In this assignment, you will implement a text summarization model with LexRank. LexRank is an unsupervised model which computes the relative importance of the sentences based on cosine similarity and a modified version of the PageRank algorithm. The details of the algorithm are available at the following link. You can also consult the lecture notes (IR-Lec10.pdf). Note that the LexRank paper is for multi-document summatization. In this homework, you will perform single document summarization.
Dataset: The Dataset.zip file contains a folder named ”Dataset” which contains 1000 plain text files. Each file contains a news story. The sentences in each file are separated by new line. In addition, each file contains a set of summary sentences (gold standard summary) separated with a blank like from the news story sentences. So, the structure of the files is as follows:
news-sent-1 news-sent-2 news-sent-3 news-sent-4
You should perform the following steps:
- Calculating IDF scores: You will use the cosine similarities between the news sentences to construct a sentence-sentence graph for a given news story, where the nodes are the sentences and the weight of an arc between two sentences is their cosine similarity score. Note that the PageRank algorithm is for directed graphs, so you should include two arcs (one for each direction) between each sentence pair. In order to compute the cosine similarity scores, you need to create the tf-idf vectors of the sentences. First, you need to calculate the idf scores of the words by using all 1000 files in the data set. You should only use the news sentences, not the summary sentences to compute the idf scores.

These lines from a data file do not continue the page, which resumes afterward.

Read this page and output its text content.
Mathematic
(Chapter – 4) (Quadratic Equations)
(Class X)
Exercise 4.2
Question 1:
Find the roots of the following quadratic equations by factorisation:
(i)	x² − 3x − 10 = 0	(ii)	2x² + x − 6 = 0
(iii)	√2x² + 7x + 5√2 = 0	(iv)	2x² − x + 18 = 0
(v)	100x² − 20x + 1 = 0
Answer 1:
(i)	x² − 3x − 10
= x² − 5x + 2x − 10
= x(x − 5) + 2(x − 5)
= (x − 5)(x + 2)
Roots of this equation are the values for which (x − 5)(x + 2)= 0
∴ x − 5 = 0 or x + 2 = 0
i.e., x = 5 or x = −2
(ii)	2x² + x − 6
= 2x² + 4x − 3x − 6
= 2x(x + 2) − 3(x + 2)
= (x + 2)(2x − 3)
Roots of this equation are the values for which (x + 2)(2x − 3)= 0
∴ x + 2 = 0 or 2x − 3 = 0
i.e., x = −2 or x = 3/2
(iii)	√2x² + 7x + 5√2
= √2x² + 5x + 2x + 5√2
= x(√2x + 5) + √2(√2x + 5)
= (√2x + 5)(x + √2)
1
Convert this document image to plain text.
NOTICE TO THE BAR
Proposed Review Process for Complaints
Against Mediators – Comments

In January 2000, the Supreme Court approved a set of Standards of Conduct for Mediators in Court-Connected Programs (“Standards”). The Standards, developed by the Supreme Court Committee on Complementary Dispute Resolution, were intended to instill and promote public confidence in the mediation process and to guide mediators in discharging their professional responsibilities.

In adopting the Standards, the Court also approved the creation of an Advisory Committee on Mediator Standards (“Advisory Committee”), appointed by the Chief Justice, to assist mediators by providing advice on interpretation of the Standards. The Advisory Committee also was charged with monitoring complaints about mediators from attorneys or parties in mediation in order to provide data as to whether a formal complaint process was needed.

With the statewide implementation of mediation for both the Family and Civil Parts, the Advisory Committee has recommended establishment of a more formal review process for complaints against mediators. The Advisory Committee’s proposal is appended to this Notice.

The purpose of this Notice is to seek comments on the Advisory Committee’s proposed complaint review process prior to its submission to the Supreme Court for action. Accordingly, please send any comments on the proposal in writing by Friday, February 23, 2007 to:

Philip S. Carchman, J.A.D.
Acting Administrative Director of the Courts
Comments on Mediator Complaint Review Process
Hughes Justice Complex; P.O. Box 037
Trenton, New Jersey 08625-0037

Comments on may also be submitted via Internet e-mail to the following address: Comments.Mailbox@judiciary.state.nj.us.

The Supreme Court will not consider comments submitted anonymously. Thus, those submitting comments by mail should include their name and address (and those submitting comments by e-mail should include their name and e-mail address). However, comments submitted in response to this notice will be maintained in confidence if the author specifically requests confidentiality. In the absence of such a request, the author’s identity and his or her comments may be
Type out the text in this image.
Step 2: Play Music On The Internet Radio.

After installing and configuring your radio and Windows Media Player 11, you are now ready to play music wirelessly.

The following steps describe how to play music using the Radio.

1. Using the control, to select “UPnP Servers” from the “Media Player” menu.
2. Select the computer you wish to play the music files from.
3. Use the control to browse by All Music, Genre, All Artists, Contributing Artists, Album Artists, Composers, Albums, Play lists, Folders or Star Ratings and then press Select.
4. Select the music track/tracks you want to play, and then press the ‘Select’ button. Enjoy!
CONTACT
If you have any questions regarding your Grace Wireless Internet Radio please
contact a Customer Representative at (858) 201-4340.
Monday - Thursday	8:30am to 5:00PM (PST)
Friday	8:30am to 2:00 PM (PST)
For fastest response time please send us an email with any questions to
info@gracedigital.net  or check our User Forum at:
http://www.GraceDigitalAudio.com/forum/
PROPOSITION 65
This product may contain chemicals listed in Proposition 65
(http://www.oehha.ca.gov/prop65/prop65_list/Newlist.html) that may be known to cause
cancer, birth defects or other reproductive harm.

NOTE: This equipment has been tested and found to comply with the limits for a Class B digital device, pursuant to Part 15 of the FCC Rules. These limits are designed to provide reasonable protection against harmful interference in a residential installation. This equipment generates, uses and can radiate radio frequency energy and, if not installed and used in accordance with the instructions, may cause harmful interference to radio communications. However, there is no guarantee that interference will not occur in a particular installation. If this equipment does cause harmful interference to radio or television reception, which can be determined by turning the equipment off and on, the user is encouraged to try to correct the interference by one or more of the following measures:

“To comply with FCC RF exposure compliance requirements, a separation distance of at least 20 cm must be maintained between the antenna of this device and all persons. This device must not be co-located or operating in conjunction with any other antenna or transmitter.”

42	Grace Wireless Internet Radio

- Building the Graph: You need to perform the LexRank algorithm for each news story in the dataset. The details of how to construct the graph are provided in the link above. You should choose the cosine similarity threshold (t) as 0.10 to create arcs between two sentences. In other words, if the cosine similarity between two sentences is less than t, these sentences are not connected to each other (i.e., the corresponding entry in the adjacency matrix is 0), otherwise they are connected to each other in the graph (i.e., the corresponding entry in the adjacency matrix is 1) . Also, the teleportation rate should be set to 0.15 and the error tolerance () in the power method should be set to 0.00001. After obtaining the LexRank scores for each sentence, you will select the three sentences with the highest LexRank scores as your summary.
- Evaluation: You will use the ROUGE scoring mechanism to compare your sentences to the gold summary in the dataset. You can use a third party library in this part. Python users can use this library in the following github repository:
Input-Output Format: You will calculate the ROUGE scores only for your report. We will evaluate your code based on the LexRank scores of the sentences. You will take two parameters for that task. The first parameter will be the path of the Dataset folder. The second parameter will be the name of the file in the Dataset folder. You will calculate the LexRank score for each sentence in that file. For example:
lexRank.py /home/User/Desktop/Dataset 13.txt
Output(The numbers are not real, they are just provided as an example):
0.67 0.45 0.21 0.66 0.89 0.13 0.71
So, you will calculate the idf scores based on the 1000 news stories in the dataset folder. Then, you will construct the graph for the news sentences in 13.txt. Then, you will calculate the LexRank scores for each sentence and print them out.
You can use numpy for matrix operations. You can use an equivalent library to numpy in Java or C++ just for the matrix operations. You may use any programming language of your choice. However, we should be able to run your program by following the instructions in your readme file and you should not use any third party libraries except for ROUGE scores and matrix operations (You need to implement the power method yourself).
Submission: You should submit a “.zip” file named as YourNameSurname.zip containing the following files using the Moodle system:
(i) Please provide a table which shows the average Rouge-1, Rouge-2, and Rouge-L F1 scores obtained for the provided dataset.
- Source code and executable: Commented source code and executables of your summarization system.
- Readme: Detailed readme describing how to run your program.